Assad went beserk though. It was inevitable that diplomatic ties with Syria had to be cut on 21 September 2011, after Ankara pleas for calm were simply rebuffed. Christopher Phillips describes in detail the gradualist approach taken by Erdogan on Syria, backing the Arab League’s plan (November 2011–January 2012) and the UN’s ‘Annan Plan’ (February–August 2012) (Phillips 2012: 6). Turkey’s involvement in arming rebels, alongside Qatar and Saudi Arabia, and aided by the CIA, from a joint operations base at İncirlik airbase, would only begin in mid-2012.

Clearly, this had to be part of a political solution. Through the SNC, Turkey would appeal to the Syrian Muslim Brothers, with whom his Iskenderpaşa Community had an affinity, for help. This policy was quickly dismissed by Hillary Clinton, who branded the SNC as a waste of time and a ‘talking-shop’, because of her opposition to the Muslim Brothers. So that was that – finito!
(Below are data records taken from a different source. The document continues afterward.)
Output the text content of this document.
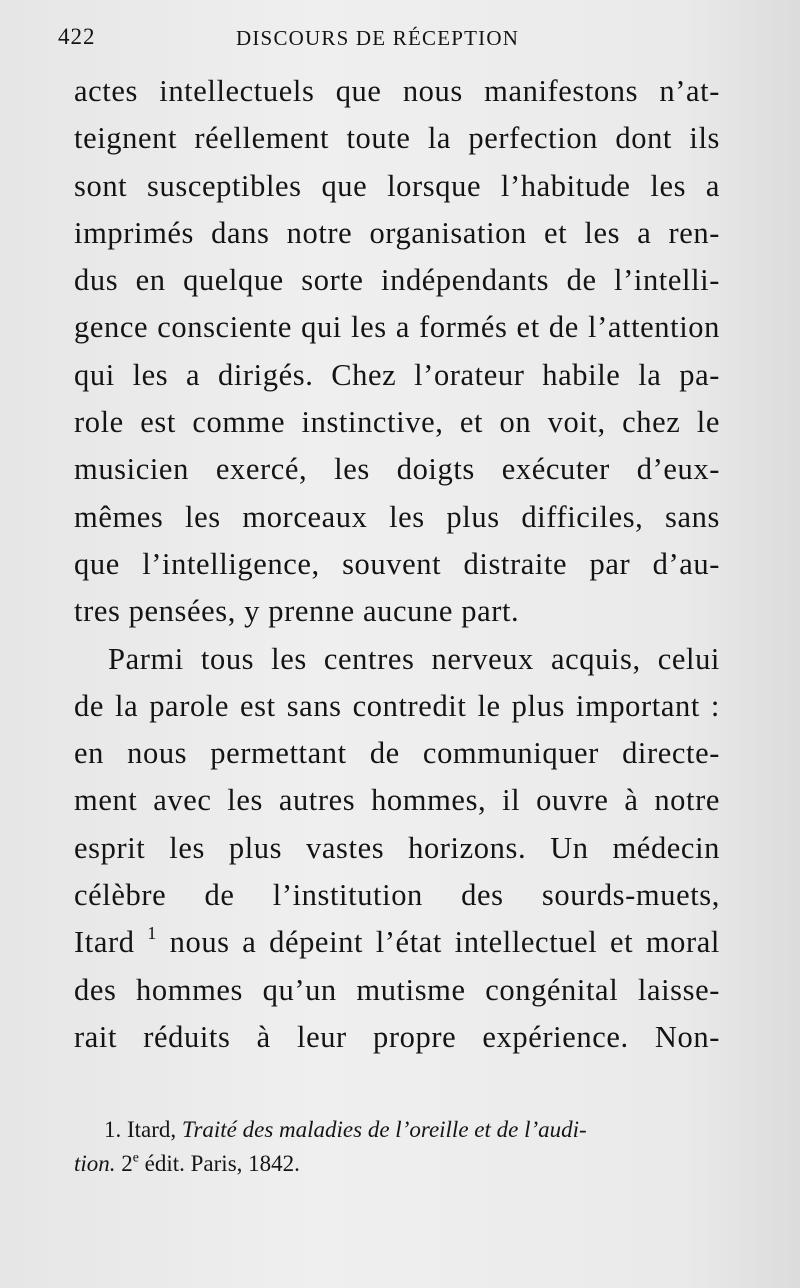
422	DISCOURS DE RÉCEPTION
actes intellectuels que nous manifestons n’at-
teignent réellement toute la perfection dont ils
sont susceptibles que lorsque l’habitude les a
imprimés dans notre organisation et les a ren-
dus en quelque sorte indépendants de l’intelli-
gence consciente qui les a formés et de l’attention
qui les a dirigés. Chez l’orateur habile la pa-
role est comme instinctive, et on voit, chez le
musicien exercé, les doigts exécuter d’eux-
mêmes les morceaux les plus difficiles, sans
que l’intelligence, souvent distraite par d’au-
tres pensées, y prenne aucune part.
Parmi tous les centres nerveux acquis, celui
de la parole est sans contredit le plus important :
en nous permettant de communiquer directe-
ment avec les autres hommes, il ouvre à notre
esprit les plus vastes horizons. Un médecin
célèbre de l’institution des sourds-muets,
Itard $^1$ nous a dépeint l’état intellectuel et moral
des hommes qu’un mutisme congénital laisse-
rait réduits à leur propre expérience. Non-
1. Itard, Traité des maladies de l’oreille et de l’audi-
tion. 2e édit. Paris, 1842.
The U.S. State Department’s policy opposition to the Egyptian Muslim Brothers would also later become clear (House Foreign Affairs Committee 29Oct13), and this was consistent with the overall policy in the region against the Muslim brothers of “keeping critics of their [U.S.] Middle-eastern policies out of power” (Brownlee 2012: 10).
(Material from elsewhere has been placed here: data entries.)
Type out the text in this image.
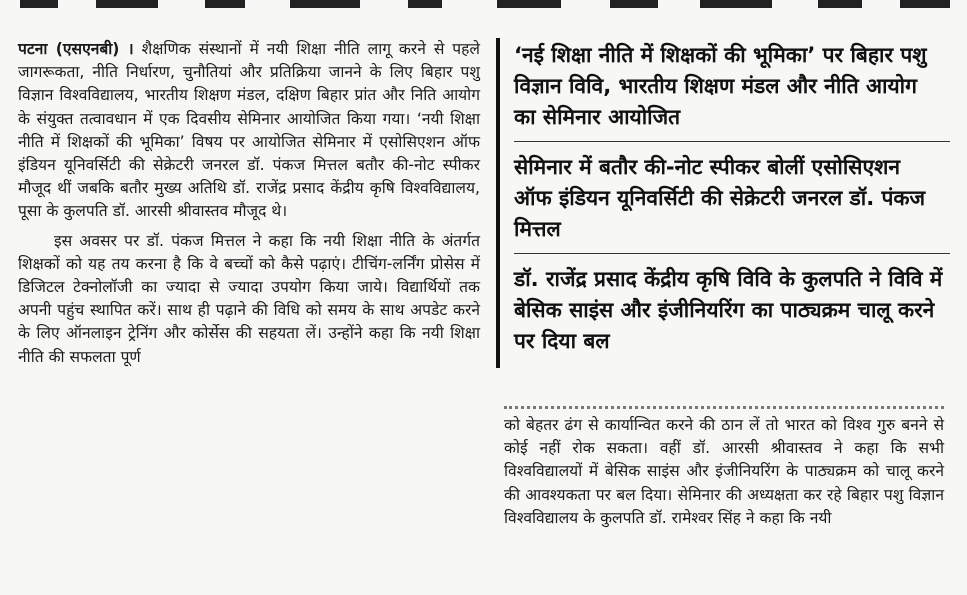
पटना (एसएनबी) । शैक्षणिक संस्थानों में नयी शिक्षा नीति लागू करने से पहले जागरूकता, नीति निर्धारण, चुनौतियां और प्रतिक्रिया जानने के लिए बिहार पशु विज्ञान विश्वविद्यालय, भारतीय शिक्षण मंडल, दक्षिण बिहार प्रांत और निति आयोग के संयुक्त तत्वावधान में एक दिवसीय सेमिनार आयोजित किया गया। ‘नयी शिक्षा नीति में शिक्षकों की भूमिका’ विषय पर आयोजित सेमिनार में एसोसिएशन ऑफ इंडियन यूनिवर्सिटी की सेक्रेटरी जनरल डॉ. पंकज मित्तल बतौर की-नोट स्पीकर मौजूद थीं जबकि बतौर मुख्य अतिथि डॉ. राजेंद्र प्रसाद केंद्रीय कृषि विश्वविद्यालय, पूसा के कुलपति डॉ. आरसी श्रीवास्तव मौजूद थे।

इस अवसर पर डॉ. पंकज मित्तल ने कहा कि नयी शिक्षा नीति के अंतर्गत शिक्षकों को यह तय करना है कि वे बच्चों को कैसे पढ़ाएं। टीचिंग-लर्निंग प्रोसेस में डिजिटल टेक्नोलॉजी का ज्यादा से ज्यादा उपयोग किया जाये। विद्यार्थियों तक अपनी पहुंच स्थापित करें। साथ ही पढ़ाने की विधि को समय के साथ अपडेट करने के लिए ऑनलाइन ट्रेनिंग और कोर्सेस की सहयता लें। उन्होंने कहा कि नयी शिक्षा नीति की सफलता पूर्ण

‘नई शिक्षा नीति में शिक्षकों की भूमिका’ पर बिहार पशु विज्ञान विवि, भारतीय शिक्षण मंडल और नीति आयोग का सेमिनार आयोजित
सेमिनार में बतौर की-नोट स्पीकर बोलीं एसोसिएशन ऑफ इंडियन यूनिवर्सिटी की सेक्रेटरी जनरल डॉ. पंकज मित्तल
डॉ. राजेंद्र प्रसाद केंद्रीय कृषि विवि के कुलपति ने विवि में बेसिक साइंस और इंजीनियरिंग का पाठ्यक्रम चालू करने पर दिया बल

को बेहतर ढंग से कार्यान्वित करने की ठान लें तो भारत को विश्व गुरु बनने से कोई नहीं रोक सकता। वहीं डॉ. आरसी श्रीवास्तव ने कहा कि सभी विश्वविद्यालयों में बेसिक साइंस और इंजीनियरिंग के पाठ्यक्रम को चालू करने की आवश्यकता पर बल दिया। सेमिनार की अध्यक्षता कर रहे बिहार पशु विज्ञान विश्वविद्यालय के कुलपति डॉ. रामेश्वर सिंह ने कहा कि नयी
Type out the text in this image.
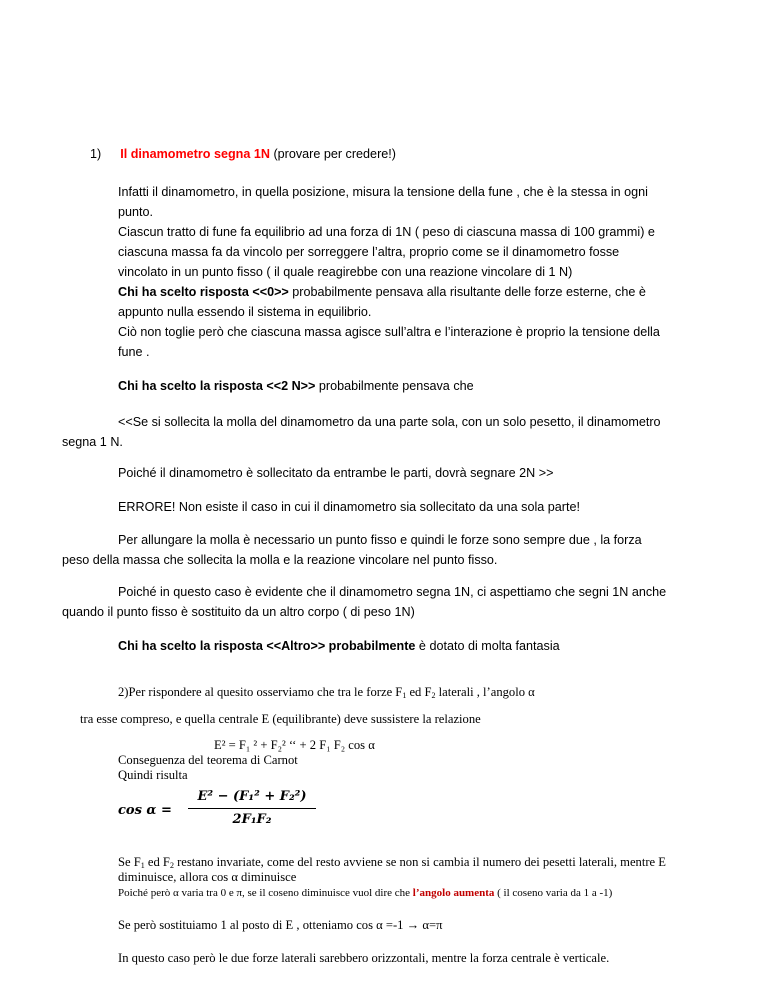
1) Il dinamometro segna 1N (provare per credere!)

Infatti il dinamometro, in quella posizione, misura la tensione della fune , che è la stessa in ogni
punto.
Ciascun tratto di fune fa equilibrio ad una forza di 1N ( peso di ciascuna massa di 100 grammi) e
ciascuna massa fa da vincolo per sorreggere l’altra, proprio come se il dinamometro fosse
vincolato in un punto fisso ( il quale reagirebbe con una reazione vincolare di 1 N)
Chi ha scelto risposta <<0>> probabilmente pensava alla risultante delle forze esterne, che è
appunto nulla essendo il sistema in equilibrio.
Ciò non toglie però che ciascuna massa agisce sull’altra e l’interazione è proprio la tensione della
fune .

Chi ha scelto la risposta <<2 N>> probabilmente pensava che

<<Se si sollecita la molla del dinamometro da una parte sola, con un solo pesetto, il dinamometro

segna 1 N.

Poiché il dinamometro è sollecitato da entrambe le parti, dovrà segnare 2N >>

ERRORE! Non esiste il caso in cui il dinamometro sia sollecitato da una sola parte!

Per allungare la molla è necessario un punto fisso e quindi le forze sono sempre due , la forza

peso della massa che sollecita la molla e la reazione vincolare nel punto fisso.

Poiché in questo caso è evidente che il dinamometro segna 1N, ci aspettiamo che segni 1N anche

quando il punto fisso è sostituito da un altro corpo ( di peso 1N)

Chi ha scelto la risposta <<Altro>> probabilmente è dotato di molta fantasia

2)Per rispondere al quesito osserviamo che tra le forze $F_1$ ed $F_2$ laterali , l’angolo α

tra esse compreso, e quella centrale E (equilibrante) deve sussistere la relazione

E² = F₁ ² + F₂² ‘‘ + 2 F₁ F₂ cos α

Conseguenza del teorema di Carnot

Quindi risulta

cos α =
E² − (F₁² + F₂²)
2F₁F₂

Se $F_1$ ed $F_2$ restano invariate, come del resto avviene se non si cambia il numero dei pesetti laterali, mentre E

diminuisce, allora cos α diminuisce

Poiché però α varia tra 0 e π, se il coseno diminuisce vuol dire che l’angolo aumenta ( il coseno varia da 1 a -1)

Se però sostituiamo 1 al posto di E , otteniamo cos α =-1 → α=π

In questo caso però le due forze laterali sarebbero orizzontali, mentre la forza centrale è verticale.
Thus the political solution that Turkey, along with Egypt at the time, could have endorsed was dismissed out of hand. When Hillary Clinton was revealed by WikiLeaks saying that donors in Saudi Arabia constituted the most significant source of funding to Sunni terrorist groups worldwide (Wikileaks Embassy Cables: 30Dec2009), this was not to be a prelude for dismantling these connections, but for gaining control of them to serve the new Obama doctrine of achieving the same imperial aims which had eluded Bush II, this time by proxy (DOD Aug 2012).

But these proxies had to be under Imperial control. The Muslim Brothers wouldn’t do, because of their traditional anti-colonial stance and their capacity, demonstrated in Gaza in 2012, to achieve regional consensus. ISIL, a different kettle of fish entirely, wouldn’t do either, because in their systematic search for financial independence, they no longer fed passively from the Saudi purse as they had done when they were al-Qaeda in Iraq (AQI). The good ‘moderate rebel’, would be obedient. So the search for the ‘moderate rebel’ is still ongoing.

It was inevitable that Russia stepped in. The situation was a repeat of the Afghanistan problem in 1979 – an extremist infection was going to destabilise the Muslim population in Russia. Fighting another Chechen war is not what Putin had slated for his old age.

This time though the Russians have the benefit of someone else’s ground troops. Erdogan became vitriolic about Putin’s move; but then I can’t remember the last time he made a speech in which he wasn’t vitriolic about something. This is what comes of hearing gunshots while you are talking to your security chief on the phone after you have had your guts spliced in hospital.

I don’t know about you, but he seems to be the last man standing. Even Putin thinks so. He is important enough for the central Asian Muslim equation to invite along with Palestinian President Mahmoud Abbas as guest of honour, for the opening of Moscow’s huge new mosque. He is also the only Turkish leader who will ever have the guts (what he has left of them) to deliver Turkstream in the face of U.S. objections – if it is still in his country’s interest that is.